Au cours de ces trois longues années, le sort de nos parents est resté le même, marqué par un régime d’isolement social hermétique reposant sur la haine et le mépris. Le mépris est constant dans la façon dont nos parents sont traités. Ce mépris qui ne leur reconnaît aucune dignité.
Ces dernières années, d’autres pays africains ont connu des coups d’Etat. Nulle part les présidents qui en ont été victimes n’ont été traités de manière aussi radicale. Au Mali et au Burkina Faso, les présidents renversés ont vite retrouvé une vie normale. En Guinée, au Gabon, en Guinée-Bissau et à Madagascar, ils vivent aujourd’hui libres, en exil.

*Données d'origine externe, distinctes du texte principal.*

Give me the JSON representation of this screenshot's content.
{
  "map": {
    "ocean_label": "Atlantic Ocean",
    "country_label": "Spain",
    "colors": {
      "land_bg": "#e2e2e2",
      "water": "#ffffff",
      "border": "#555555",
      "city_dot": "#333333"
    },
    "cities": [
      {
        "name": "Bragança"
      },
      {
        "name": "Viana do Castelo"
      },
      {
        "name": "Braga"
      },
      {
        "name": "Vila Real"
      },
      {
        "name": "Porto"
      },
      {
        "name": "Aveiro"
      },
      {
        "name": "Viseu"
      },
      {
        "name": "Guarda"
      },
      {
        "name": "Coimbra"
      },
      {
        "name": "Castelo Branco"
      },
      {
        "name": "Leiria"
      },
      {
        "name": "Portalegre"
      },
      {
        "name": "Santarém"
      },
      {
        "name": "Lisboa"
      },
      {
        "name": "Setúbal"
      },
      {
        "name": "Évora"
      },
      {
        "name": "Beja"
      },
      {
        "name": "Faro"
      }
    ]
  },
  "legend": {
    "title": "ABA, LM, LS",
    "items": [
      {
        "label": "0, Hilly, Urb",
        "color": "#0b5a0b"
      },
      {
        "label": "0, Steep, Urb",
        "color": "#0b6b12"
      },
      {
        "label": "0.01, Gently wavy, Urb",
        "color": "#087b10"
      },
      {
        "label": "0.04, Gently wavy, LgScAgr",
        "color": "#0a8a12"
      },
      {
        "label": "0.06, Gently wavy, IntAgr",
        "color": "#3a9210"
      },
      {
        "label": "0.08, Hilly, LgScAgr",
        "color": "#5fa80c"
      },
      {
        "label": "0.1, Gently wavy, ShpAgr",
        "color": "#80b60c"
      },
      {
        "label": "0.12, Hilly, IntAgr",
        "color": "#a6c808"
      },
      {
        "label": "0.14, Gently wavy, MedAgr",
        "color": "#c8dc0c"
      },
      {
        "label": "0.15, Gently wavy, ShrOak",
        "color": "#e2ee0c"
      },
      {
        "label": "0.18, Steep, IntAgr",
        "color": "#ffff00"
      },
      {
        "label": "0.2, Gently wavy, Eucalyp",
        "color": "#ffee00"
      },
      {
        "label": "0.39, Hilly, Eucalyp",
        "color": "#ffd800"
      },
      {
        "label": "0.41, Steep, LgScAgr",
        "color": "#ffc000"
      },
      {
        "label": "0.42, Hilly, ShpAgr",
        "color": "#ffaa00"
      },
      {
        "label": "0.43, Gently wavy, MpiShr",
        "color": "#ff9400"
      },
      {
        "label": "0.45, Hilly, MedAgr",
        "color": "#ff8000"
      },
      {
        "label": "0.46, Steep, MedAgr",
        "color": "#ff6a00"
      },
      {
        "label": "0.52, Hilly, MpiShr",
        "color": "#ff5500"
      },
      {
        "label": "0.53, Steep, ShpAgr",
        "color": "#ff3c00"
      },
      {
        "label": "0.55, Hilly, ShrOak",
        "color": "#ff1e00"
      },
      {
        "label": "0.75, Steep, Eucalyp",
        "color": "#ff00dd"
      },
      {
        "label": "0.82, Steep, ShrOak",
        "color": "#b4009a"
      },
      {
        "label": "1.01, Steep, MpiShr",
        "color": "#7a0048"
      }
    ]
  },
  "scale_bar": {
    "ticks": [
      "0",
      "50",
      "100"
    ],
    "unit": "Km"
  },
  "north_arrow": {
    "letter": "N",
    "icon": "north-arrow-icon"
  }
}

Partout, les hommes qui ont pris le pouvoir par les armes ont au moins reconnu à ceux qu’ils renversaient leur qualité d’êtres humains. Partout, sauf au Niger, où trois années après le putsch, nos parents continuent de ployer sous une chape de plomb impitoyable. Les putschistes ne considèrent pas nos parents comme leurs semblables, mais comme des êtres à part, indignes de compassion et contre lesquels tous les abus sont permis.